Dobrze że i on mnie teraz powozi autkiem he he
.Poważnie to wychowałem się nad tą rzeką ,to pomaga i procentuje teraz,nic nie zastąpi doświadczenia -nic.
Kiedyś łowienie to była czysta przyjemność ,ja wybierałem rybę którą chcę łowić danego dnia.Myślę że parę osób które łowiły u nas kilkanaście lub dziesiąt lat temu to potwierdzi ,ale dzięki rabunkowej gospodarce rybackiej ,pseudo wędkarzom (nikt nie jest bez winy) mamy teraz to co mamy,czyli pustkę.
Teraz żeby połowić to trzeba się ogarniać i to ostro inaczej nici z efektów.Widać tych fachowców ,parę rybek na wiosnę kiedy łatwiej złowić i potem cisza.
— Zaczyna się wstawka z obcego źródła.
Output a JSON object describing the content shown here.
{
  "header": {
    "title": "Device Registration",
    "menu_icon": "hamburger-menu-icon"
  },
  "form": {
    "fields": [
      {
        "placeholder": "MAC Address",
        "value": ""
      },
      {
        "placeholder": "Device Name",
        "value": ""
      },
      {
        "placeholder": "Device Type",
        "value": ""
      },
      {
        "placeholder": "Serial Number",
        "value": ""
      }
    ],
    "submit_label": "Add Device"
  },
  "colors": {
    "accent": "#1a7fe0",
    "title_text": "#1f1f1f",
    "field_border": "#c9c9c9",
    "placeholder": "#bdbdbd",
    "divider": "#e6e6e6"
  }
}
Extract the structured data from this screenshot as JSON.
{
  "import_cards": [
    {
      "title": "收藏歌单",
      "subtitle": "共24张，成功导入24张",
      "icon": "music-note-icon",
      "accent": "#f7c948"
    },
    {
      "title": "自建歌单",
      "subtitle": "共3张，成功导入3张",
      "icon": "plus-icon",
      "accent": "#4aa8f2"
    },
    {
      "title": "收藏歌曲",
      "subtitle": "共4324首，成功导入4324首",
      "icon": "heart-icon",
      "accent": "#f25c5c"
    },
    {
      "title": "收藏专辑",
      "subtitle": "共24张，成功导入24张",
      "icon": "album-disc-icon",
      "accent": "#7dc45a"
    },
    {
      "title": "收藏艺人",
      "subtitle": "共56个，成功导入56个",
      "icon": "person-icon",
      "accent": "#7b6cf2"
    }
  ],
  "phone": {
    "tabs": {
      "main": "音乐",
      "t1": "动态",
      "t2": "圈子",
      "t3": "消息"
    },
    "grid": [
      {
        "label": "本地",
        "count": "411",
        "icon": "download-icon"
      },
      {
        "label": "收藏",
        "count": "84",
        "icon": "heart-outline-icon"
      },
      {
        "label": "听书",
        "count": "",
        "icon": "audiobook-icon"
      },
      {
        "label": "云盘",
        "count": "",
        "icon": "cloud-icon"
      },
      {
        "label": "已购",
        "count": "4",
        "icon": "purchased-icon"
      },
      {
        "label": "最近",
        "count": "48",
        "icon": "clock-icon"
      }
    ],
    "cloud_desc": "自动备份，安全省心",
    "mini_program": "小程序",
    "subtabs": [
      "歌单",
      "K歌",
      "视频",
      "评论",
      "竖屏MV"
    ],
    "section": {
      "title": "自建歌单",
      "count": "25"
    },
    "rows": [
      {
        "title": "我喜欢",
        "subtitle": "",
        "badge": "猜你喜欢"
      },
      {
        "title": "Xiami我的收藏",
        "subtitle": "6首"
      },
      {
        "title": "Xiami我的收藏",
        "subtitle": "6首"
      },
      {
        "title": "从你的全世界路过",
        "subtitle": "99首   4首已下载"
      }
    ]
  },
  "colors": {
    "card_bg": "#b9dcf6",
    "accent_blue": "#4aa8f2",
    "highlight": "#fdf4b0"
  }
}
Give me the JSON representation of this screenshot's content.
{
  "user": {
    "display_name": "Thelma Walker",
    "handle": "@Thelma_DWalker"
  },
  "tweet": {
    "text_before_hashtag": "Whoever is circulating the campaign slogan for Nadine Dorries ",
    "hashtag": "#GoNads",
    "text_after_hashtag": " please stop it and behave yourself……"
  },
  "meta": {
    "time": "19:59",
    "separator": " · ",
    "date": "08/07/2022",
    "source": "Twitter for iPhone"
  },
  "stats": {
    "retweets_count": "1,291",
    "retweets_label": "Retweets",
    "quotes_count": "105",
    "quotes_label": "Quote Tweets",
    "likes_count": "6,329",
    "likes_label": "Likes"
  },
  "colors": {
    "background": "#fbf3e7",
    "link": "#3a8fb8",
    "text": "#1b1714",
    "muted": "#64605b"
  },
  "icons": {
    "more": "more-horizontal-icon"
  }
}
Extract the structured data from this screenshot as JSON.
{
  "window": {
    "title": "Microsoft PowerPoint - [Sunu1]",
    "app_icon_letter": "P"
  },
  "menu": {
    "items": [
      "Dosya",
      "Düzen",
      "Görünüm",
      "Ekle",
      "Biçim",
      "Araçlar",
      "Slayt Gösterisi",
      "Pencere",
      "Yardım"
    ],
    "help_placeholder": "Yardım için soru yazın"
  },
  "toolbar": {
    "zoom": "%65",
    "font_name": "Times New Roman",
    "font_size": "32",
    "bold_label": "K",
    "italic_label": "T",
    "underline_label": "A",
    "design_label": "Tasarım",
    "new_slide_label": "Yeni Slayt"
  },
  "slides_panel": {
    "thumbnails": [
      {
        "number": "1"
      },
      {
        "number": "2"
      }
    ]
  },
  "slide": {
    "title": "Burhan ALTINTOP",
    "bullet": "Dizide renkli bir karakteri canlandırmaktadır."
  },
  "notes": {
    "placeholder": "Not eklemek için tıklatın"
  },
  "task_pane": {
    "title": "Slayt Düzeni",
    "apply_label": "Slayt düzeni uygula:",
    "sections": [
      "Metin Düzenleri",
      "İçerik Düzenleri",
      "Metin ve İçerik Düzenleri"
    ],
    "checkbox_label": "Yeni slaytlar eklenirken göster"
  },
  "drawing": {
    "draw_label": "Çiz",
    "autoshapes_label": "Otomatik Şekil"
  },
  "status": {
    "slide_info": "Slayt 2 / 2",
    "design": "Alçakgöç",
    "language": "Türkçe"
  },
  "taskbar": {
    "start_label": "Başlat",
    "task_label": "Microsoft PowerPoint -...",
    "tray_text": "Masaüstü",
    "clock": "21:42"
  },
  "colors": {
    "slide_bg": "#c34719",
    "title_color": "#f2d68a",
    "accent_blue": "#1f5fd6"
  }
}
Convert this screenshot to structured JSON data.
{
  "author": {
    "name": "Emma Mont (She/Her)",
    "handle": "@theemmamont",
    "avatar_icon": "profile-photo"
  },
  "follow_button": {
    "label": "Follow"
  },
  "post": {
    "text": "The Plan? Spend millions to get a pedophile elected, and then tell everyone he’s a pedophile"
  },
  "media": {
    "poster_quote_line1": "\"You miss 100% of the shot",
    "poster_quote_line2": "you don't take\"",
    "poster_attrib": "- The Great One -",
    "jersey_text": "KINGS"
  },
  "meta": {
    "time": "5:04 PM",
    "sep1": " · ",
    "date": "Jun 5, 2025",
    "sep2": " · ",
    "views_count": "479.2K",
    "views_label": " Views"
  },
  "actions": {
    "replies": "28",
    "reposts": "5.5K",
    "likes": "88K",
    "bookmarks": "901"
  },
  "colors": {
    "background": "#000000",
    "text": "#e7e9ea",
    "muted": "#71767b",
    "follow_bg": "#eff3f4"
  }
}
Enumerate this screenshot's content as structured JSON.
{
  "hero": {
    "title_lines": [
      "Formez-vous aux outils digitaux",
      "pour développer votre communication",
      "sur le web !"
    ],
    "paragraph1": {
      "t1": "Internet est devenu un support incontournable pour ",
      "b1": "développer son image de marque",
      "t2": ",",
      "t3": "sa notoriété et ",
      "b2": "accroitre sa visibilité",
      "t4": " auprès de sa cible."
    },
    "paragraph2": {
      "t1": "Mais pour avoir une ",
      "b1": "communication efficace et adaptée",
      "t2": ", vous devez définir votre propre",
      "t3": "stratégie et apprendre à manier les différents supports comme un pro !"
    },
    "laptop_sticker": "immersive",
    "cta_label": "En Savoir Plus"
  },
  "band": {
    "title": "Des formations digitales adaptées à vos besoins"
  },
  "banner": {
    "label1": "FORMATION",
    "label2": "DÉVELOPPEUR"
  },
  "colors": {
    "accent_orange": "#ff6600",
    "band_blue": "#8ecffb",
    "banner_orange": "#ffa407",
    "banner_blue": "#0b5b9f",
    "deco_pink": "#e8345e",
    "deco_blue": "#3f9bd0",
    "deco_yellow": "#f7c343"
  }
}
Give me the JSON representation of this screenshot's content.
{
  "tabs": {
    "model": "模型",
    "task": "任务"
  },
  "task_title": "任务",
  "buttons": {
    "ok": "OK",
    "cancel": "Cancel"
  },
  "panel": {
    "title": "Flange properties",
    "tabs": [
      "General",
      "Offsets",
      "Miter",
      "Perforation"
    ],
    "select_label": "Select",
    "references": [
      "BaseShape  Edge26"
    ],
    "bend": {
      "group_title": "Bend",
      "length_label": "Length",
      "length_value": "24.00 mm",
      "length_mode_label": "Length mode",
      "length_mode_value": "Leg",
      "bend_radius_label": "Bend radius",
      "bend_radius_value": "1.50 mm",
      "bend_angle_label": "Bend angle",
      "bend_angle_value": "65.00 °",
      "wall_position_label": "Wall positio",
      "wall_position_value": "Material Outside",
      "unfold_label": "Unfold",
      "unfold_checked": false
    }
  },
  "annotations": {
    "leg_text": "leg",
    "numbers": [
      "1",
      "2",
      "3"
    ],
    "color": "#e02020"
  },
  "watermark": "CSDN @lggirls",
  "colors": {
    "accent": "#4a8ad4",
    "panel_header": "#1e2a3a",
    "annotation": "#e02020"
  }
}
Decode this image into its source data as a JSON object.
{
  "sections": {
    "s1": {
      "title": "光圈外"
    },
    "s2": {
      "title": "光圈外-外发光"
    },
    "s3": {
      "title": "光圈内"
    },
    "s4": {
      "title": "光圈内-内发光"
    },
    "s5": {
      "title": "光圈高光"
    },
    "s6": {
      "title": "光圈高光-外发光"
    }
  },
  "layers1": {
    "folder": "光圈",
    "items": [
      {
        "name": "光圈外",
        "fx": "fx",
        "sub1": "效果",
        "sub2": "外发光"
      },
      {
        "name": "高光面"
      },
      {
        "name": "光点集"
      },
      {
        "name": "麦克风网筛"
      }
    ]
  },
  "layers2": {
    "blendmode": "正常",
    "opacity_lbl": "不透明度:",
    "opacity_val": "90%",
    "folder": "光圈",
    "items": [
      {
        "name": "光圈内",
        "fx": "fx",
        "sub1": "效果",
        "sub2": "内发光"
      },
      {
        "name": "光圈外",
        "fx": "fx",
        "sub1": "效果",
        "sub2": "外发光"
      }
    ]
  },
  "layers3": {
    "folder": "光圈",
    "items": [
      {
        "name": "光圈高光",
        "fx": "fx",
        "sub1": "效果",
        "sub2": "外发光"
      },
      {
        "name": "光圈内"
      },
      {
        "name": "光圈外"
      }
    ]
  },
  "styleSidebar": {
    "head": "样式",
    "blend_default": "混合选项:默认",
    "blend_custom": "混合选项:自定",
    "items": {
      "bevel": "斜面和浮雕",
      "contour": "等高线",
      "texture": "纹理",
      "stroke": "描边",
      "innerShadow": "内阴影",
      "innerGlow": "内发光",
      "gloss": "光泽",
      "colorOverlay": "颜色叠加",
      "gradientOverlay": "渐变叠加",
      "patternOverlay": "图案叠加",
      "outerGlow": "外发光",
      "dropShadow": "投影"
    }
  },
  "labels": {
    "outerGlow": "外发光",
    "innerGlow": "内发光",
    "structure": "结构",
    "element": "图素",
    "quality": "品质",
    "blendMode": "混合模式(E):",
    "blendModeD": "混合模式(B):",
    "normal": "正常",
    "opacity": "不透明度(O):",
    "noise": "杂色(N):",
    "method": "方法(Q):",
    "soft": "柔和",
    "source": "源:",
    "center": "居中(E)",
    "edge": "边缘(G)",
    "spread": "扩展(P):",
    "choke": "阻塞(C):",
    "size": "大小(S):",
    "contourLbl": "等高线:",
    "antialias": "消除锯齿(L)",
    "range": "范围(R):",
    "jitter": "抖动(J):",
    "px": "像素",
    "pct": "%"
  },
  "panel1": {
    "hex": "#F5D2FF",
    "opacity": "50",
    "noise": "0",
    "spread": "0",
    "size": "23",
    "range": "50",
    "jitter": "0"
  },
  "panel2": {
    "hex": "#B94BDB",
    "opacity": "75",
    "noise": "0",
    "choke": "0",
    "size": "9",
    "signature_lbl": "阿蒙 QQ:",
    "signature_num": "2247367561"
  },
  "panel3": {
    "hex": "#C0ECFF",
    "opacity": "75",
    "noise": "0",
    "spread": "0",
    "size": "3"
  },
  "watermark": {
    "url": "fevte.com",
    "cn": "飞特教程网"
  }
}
Ryby są tylko że zmieniły miejsca itp.,trzeba się ogarniać jak mówiłem,a nie pierdzielić głupoty że nie ma itd.Oczywiście to co zostało jak mówiłem to jest ta kropelka w morzu ,które jeszcze nie wyschło .Wbrew pozorom ,mimo że jest tego trochę,to nie jest tak łatwo je złowić(całe szczęście bo by już ich nie było) pozyskiwaczy białka jest ogromna masa,no cóż.Żeby to jeszcze robili w normalny sposób ,szybki przykład....... najechaliśmy z braciakiem idiotę który łowił i chował do .... kieszeni cargo ...takiej większej 20-40 cm sumki
,jak to nazwać
.No że nie mogliśmy tego przeżyć to pouczyliśmy faceta pływać ,przy okazji spalił parę kalorii więcej ,będzie miejsce na te białko które miał w kieszeniach.To jest tylko jeden faktyczny przykład ,a co się dzieje,i jak ma być dobrze.Wytłuczone sandacze ,sumy to i bolenie są teraz smaczne.Nie wiem czy tak po krótce zobrazowałem jak to wygląda ,ale nie jest słodko.To że łowimy to tylko nasze doświadczenie,upór ,kombinowanie wszelkiego rodzaju-pozytywnie oczywiście.Mówisz że 65cm cię cieszy ,mnie tym bardziej,tym bardziej bolenia.A że są większe ,są ,ale dobierz się do nich.Także nie wygląda to tak kolorowo jak by się mogło wydawać.